И вот он в припрыжку бежит в магазин,
Гумаги купляет три килограмма,
Несколько ручек с чернилом цветным
И быстрее к столу с четырьмя углами.
Писатель задницу к стулу прижамши,
Лист белый чист пред собою кладя,
Роман начинает не пимши, не жрамши,
С самого, что ни на есть с рання.
Ровными буквами черным по белому
Пишет заветное слово: «РОМАН».
Он знает, что из частного рождается целое,
И составляет подробный план:
«Роман мой будет страниц с тыщу,
Меньше никак низзя.
Осилю я эту уйму, вытащу,
Огромны плосчади исписав?..
Грят, что не боги горшки обжигали,
А я не хужее других-прочих.
Итак, если в день на страницы-скрижали
Класть по пятьсот строчек...
Это ж пятнадцать страниц в сутки!
Месяц прошел - пол-романа есть.
Стало быть я без всякой муки,
Если помалу пить и помалу есть
В два месяца сей шедевр осилю.
Значит, главно во время засесть.
Писать буду я не какой-нибудь триллер,
А про жисть таку, кака она есть.
Итак, осталось придумать названье,
И главы оглавить.
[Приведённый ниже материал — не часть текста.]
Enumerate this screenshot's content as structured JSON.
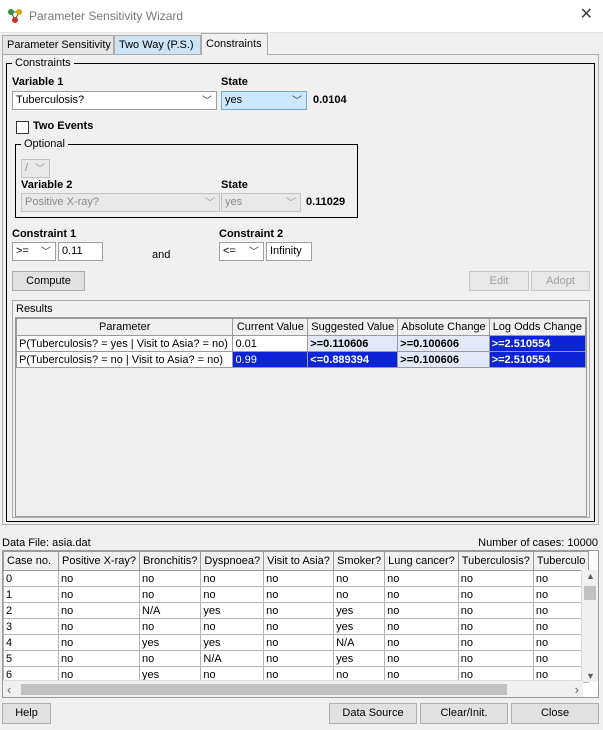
{
  "window": {
    "title": "Parameter Sensitivity Wizard"
  },
  "tabs": [
    {
      "label": "Parameter Sensitivity"
    },
    {
      "label": "Two Way (P.S.)"
    },
    {
      "label": "Constraints"
    }
  ],
  "constraints": {
    "group_label": "Constraints",
    "variable1_label": "Variable 1",
    "variable1_value": "Tuberculosis?",
    "state_label": "State",
    "state1_value": "yes",
    "state1_prob": "0.0104",
    "two_events_label": "Two Events",
    "optional_label": "Optional",
    "optional_op": "/",
    "variable2_label": "Variable 2",
    "variable2_value": "Positive X-ray?",
    "state2_label": "State",
    "state2_value": "yes",
    "state2_prob": "0.11029",
    "constraint1_label": "Constraint 1",
    "constraint1_op": ">=",
    "constraint1_value": "0.11",
    "and_label": "and",
    "constraint2_label": "Constraint 2",
    "constraint2_op": "<=",
    "constraint2_value": "Infinity",
    "compute_label": "Compute",
    "edit_label": "Edit",
    "adopt_label": "Adopt"
  },
  "results": {
    "title": "Results",
    "headers": [
      "Parameter",
      "Current Value",
      "Suggested Value",
      "Absolute Change",
      "Log Odds Change"
    ],
    "rows": [
      [
        "P(Tuberculosis? = yes | Visit to Asia? = no)",
        "0.01",
        ">=0.110606",
        ">=0.100606",
        ">=2.510554"
      ],
      [
        "P(Tuberculosis? = no | Visit to Asia? = no)",
        "0.99",
        "<=0.889394",
        ">=0.100606",
        ">=2.510554"
      ]
    ]
  },
  "data": {
    "file_label": "Data File: asia.dat",
    "cases_label": "Number of cases: 10000",
    "headers": [
      "Case no.",
      "Positive X-ray?",
      "Bronchitis?",
      "Dyspnoea?",
      "Visit to Asia?",
      "Smoker?",
      "Lung cancer?",
      "Tuberculosis?",
      "Tuberculo"
    ],
    "rows": [
      [
        "0",
        "no",
        "no",
        "no",
        "no",
        "no",
        "no",
        "no",
        "no"
      ],
      [
        "1",
        "no",
        "no",
        "no",
        "no",
        "no",
        "no",
        "no",
        "no"
      ],
      [
        "2",
        "no",
        "N/A",
        "yes",
        "no",
        "yes",
        "no",
        "no",
        "no"
      ],
      [
        "3",
        "no",
        "no",
        "no",
        "no",
        "yes",
        "no",
        "no",
        "no"
      ],
      [
        "4",
        "no",
        "yes",
        "yes",
        "no",
        "N/A",
        "no",
        "no",
        "no"
      ],
      [
        "5",
        "no",
        "no",
        "N/A",
        "no",
        "yes",
        "no",
        "no",
        "no"
      ],
      [
        "6",
        "no",
        "yes",
        "no",
        "no",
        "no",
        "no",
        "no",
        "no"
      ]
    ]
  },
  "footer": {
    "help_label": "Help",
    "data_source_label": "Data Source",
    "clear_label": "Clear/Init.",
    "close_label": "Close"
  },
  "colors": {
    "selection_blue": "#0a24d6",
    "pale_highlight": "#e3e8fb",
    "combo_selected": "#cce8ff"
  }
}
Их будет шесть.
Мой роман о людском страданье,
А посему назову его «Крест».
И заскрипел графоман пером,
Зашмыгал простывшим носом.
В шесть утра он уже за столом
И вечером там - и в семь, и в восемь.
Схудал писатель, сошел лицом,
Ходит на тень похожий.
Жена хотела послать за врачом,
Вдруг это случай сложный?...
Но муж-графоман словами строгими
Объяснил невеже жене:
«Дура, пойми, я иду дорогами,
Что не снились тебе и во сне.
Ведь я дошел до истошшенья
От творческих мук, а не то, что не жру.
Роман я пишу к твоим сведеньям,
А, написав, может даже умру!
Не морда-рожа важна при сем деле,
А весчество, что в мозгах копошится.
Здоровый ум он сидить не в теле,
Он в духе мосчном моем таится.»
Жена в диване свернулась в ужасе,
С тоской глядит, шевелит губами:
«И что ж случилось с энтим мужем
Был, как все, а теперь столько сраму?
Не жреть, паскуда, борща, контлетов,
Под юбку руку забыл сувать.
Мога быть к Маньке сходить за советом,
Ведь срочно надо вопрос решать?»
Ей мужа жалко, а вдруг помрет,
Из-за романа какого-та блядска.
Что людям сказать, ведь «Врет!»
Скажет бабка Параська.
- Врешь, не быват таких смертей,
Чтоб здоровый мужик от ума извелся
Куда ни шло, еслиф там сельтирей
Какой-никакой в кишках завелся.
Ишшо бывает, что с перепоя
Сердце рванет, если с дуря
Опиться, к примеру, дурман-настоя
А то - от ума... Не болтай, че зря!»
А графоману до фени слухи,
Его не волнует суетный мирок
Он погружен по самые ухи
В витиеватый романа слог.
На третий месяц, как в плане было,
Роман написан, лежит пред ним.
И тут же, пока рука не остыла
Он пишет имя свое – Никодим.
В миру же его зовут Тихомиром,
Но всяк, кто пишет обязан обзавестись
Достойным именем-псевдонимом,
Что вознесет в заоблачну высь
Его величайшее из творений.
Ну, теперь, читатель, держись!
Завтра к издателю без промедлений.
Все! Начинаю писательску жисть.
Утром, подсунув творенье под мышку,
Прет Никодим к заветной двери:
- Ну, принимайте, товарищ Нарышкин,
Рукопись энту, что я сотворил.
Не ожидал графоман, что получит
Он от ворот поворот и вердикт:
«Вы, Никодим, где учились по-русски
Буквы писать, читать, говорить?»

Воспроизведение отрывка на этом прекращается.